Membaca Realitas

Kasus Kekerasan Dominasi LPK Anak Kelas II Ternate

Sepanjang 2022 Dihuni 21 Anak Binaan

TERNATE (kalesang) – Lembaga Pembinaan Khusus Anak (LPKA) Kelas II Ternate, Provinsi Maluku Utara (Malut) sepanjang tahun 2022 masih didominasi kasus kekerasan anak.

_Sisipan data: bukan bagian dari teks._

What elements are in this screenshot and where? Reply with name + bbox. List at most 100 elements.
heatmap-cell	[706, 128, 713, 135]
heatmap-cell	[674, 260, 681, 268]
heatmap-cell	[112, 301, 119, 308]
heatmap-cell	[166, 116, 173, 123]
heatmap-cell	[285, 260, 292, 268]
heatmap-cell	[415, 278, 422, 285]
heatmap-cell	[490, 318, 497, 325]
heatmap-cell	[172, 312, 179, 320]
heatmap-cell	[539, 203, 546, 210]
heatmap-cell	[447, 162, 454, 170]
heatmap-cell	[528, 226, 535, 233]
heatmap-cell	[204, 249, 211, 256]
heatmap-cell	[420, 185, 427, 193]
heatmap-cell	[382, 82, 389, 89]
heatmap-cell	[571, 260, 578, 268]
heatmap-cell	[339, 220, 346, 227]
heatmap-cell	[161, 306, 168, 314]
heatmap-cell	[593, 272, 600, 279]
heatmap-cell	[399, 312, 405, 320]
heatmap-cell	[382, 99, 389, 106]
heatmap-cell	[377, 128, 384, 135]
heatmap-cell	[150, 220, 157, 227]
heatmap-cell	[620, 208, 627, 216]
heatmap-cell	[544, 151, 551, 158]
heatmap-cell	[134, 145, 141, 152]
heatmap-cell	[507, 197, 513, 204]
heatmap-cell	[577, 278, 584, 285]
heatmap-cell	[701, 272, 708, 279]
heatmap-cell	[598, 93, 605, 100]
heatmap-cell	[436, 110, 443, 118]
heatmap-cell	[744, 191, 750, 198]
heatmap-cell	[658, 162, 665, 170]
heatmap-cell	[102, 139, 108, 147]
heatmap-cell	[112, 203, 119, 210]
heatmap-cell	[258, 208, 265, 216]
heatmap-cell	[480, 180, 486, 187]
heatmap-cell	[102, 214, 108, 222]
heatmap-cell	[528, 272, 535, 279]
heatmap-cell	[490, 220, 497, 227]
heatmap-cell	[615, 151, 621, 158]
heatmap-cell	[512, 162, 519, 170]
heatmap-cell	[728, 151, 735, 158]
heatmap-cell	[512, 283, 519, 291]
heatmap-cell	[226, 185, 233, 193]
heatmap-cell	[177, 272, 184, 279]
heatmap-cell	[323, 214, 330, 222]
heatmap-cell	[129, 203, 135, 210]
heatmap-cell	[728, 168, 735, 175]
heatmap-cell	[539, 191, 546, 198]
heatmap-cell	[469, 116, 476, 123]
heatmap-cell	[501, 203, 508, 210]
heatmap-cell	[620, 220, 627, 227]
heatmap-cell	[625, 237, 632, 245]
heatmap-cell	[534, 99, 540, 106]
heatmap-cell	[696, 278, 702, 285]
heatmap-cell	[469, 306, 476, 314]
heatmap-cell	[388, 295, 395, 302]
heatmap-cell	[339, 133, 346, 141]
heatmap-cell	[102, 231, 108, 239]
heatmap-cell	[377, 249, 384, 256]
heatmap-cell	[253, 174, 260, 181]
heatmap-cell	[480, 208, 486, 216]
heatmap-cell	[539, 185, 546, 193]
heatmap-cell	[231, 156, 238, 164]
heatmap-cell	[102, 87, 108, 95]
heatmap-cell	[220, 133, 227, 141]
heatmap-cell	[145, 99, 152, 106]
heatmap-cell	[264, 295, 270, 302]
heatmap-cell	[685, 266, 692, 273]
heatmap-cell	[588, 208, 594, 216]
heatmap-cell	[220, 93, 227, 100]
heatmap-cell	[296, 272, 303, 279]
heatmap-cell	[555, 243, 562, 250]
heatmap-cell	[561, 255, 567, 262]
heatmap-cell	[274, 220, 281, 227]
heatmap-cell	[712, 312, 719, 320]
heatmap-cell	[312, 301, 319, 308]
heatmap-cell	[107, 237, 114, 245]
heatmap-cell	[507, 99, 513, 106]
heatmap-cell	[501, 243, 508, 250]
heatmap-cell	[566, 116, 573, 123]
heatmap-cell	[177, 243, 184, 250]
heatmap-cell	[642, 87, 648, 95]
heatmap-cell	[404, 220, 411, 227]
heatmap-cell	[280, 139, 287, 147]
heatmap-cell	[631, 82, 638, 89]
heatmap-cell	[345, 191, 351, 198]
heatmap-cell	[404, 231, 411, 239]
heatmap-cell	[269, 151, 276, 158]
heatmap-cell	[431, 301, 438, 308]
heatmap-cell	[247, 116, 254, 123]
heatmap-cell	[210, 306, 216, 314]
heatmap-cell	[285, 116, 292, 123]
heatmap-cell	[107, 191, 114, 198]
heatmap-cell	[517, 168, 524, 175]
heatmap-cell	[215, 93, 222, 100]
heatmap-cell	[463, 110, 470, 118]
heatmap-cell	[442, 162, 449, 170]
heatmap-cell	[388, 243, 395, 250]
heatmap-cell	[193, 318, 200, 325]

Anak yang berkonflik dengan hukum atau juga biasa disebut sebagai anak yang berhadapan dengan hukum, di Kota Ternate masih tinggi.

“Kasus perlindungan anak misalkan pencabulan, mungkin pacaran yang bersangkutan dalam hal ini korban hamil dan sebagainya, kemudian pihak keluarga melaporkan dan diproses hukum.”Papar Kepala Lembaga Pembinaan Khusus Anak (LPKA) Kelas II Ternate, Karyono Bc. Ip. SH Melalui Registerator Pemasyarakatan, Rifai Togubu menjelaskan, kepada kalesang.id Senin (1/2/2023).

Selain kasus yang melibatkan anak, kasus pencurian, kekerasan, Narkoba dan penyalahgunaan senjata api (senpi) juga memenuhi LPKA.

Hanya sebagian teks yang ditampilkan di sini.